A face can finally be put to the tale of a 10-year-old boy whipped by police as punishment more than than 130 years ago.
The Courier’s story about John McNeill, has brought family memories flooding back for his 82-year-old grandson.
John ‘Jock’ McNeil, who lives in Lincolnshire, was alerted by a family member to the “fascinating but disturbing” story of his grandfather’s brush with the law 134 years ago.
The story came to light after artefacts were uncovered during recent refurbishment work at Fife Police Museum.
A Register of Juvenile Male Offenders revealed John was to be given six “stripes” for an unrecorded crime.
Modern-day Fife officers placed flowers on John’s grave in an act of atonement and the tale triggered grandson Jock to venture into his attic to find a long lost portrait of the man himself.
“At first I didn’t believe it when I was told,” said Jock.
“It’s a fascinating, though somewhat disturbing to learn what happened to his as a boy but they were much harder and often more brutal times.”
Sadly, neither the police or John’s descendants in Fife could find a photograph of John when the news first broke but Jock has now unearthed what is thought to be the only known image of the whipped boy.
“The photograph of my grandfather John McNeil was given to me around 15 years ago, following the death of a family member.
“It’s amazing to think the grown man in the image was once the young boy who suffered the punishment.
“I have a very vivid memory of sitting on his shoulders, being no older than three-years-old and him walking me up from Lochore, where I lived, to the junction at Lochgelly to see the tram cars.
“All can remember is holding on tight to his chin and being amazed at the sight of the trams and buses.
“It must have been some walk for my grandfather up the hill to Lochgelly with me on his shoulders.”
Jock added the story had also answered a few questions thrown up by his research into his own family tree and rekindled a desire to revisit Fife for the first time in many years, to see his grandfather’s grave in Ballingry Cemetery.
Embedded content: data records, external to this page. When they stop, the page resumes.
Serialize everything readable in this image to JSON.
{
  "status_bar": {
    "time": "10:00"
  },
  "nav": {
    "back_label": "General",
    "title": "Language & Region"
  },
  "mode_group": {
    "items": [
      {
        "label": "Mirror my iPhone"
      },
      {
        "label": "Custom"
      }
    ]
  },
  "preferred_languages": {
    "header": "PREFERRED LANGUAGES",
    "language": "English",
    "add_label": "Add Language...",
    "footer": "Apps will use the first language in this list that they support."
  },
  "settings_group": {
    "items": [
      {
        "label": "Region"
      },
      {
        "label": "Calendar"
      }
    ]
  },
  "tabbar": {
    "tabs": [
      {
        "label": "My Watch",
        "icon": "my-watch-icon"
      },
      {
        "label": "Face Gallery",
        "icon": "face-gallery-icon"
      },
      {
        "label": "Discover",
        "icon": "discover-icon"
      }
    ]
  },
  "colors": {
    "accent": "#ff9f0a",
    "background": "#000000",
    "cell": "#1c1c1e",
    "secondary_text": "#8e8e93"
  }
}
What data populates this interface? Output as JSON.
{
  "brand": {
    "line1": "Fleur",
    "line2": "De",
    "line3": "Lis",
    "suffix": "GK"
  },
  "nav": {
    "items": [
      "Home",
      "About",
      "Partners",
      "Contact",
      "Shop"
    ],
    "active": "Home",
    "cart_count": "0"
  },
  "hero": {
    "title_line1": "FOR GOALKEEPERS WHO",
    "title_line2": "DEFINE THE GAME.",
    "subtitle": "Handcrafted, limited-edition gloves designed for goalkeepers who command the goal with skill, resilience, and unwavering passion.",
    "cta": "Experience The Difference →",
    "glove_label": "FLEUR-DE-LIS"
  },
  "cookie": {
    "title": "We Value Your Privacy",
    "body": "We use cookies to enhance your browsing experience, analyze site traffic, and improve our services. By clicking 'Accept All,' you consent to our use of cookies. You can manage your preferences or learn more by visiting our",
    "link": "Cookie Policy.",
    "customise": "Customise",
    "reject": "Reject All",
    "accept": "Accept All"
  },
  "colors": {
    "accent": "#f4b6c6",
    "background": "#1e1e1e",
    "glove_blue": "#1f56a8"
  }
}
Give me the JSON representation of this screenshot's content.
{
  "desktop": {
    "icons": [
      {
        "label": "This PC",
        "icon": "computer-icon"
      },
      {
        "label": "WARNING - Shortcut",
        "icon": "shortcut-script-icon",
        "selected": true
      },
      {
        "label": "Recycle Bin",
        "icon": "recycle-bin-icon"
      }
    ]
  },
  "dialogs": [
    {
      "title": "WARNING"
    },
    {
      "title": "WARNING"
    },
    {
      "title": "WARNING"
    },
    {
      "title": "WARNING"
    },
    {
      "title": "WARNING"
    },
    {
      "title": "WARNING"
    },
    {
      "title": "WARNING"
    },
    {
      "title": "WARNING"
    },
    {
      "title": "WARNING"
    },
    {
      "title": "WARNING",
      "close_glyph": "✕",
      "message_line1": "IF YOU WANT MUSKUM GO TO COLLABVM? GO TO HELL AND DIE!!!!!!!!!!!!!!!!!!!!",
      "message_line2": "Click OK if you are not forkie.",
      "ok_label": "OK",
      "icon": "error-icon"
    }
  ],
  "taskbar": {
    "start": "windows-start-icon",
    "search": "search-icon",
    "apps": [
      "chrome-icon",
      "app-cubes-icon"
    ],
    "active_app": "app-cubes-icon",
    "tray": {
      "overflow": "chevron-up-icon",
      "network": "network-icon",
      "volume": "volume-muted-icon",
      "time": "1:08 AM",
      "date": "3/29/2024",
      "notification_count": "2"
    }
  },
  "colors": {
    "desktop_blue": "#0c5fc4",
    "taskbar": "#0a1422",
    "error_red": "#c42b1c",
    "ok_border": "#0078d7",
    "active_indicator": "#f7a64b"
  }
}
“Being from a large family we are scattered far and wide and I’ve lost touch with many in Scotland.
“I moved away from Lochore and worked in the military police in Singapore before becoming a police officer and later a police dog handler in the Hertfordshire police force for 20 years before eventually coming to live out my retirement in the village of Mumby in Lincolnshire.”
Jock said he now wants to provide the police museum, which rekindled those memories of his now famous grandfather, with a copy of the portrait.
“It would be nice for them and everyone else to finally be able to put a face to the story of that little Fife boy that just happened to be my grandfather.”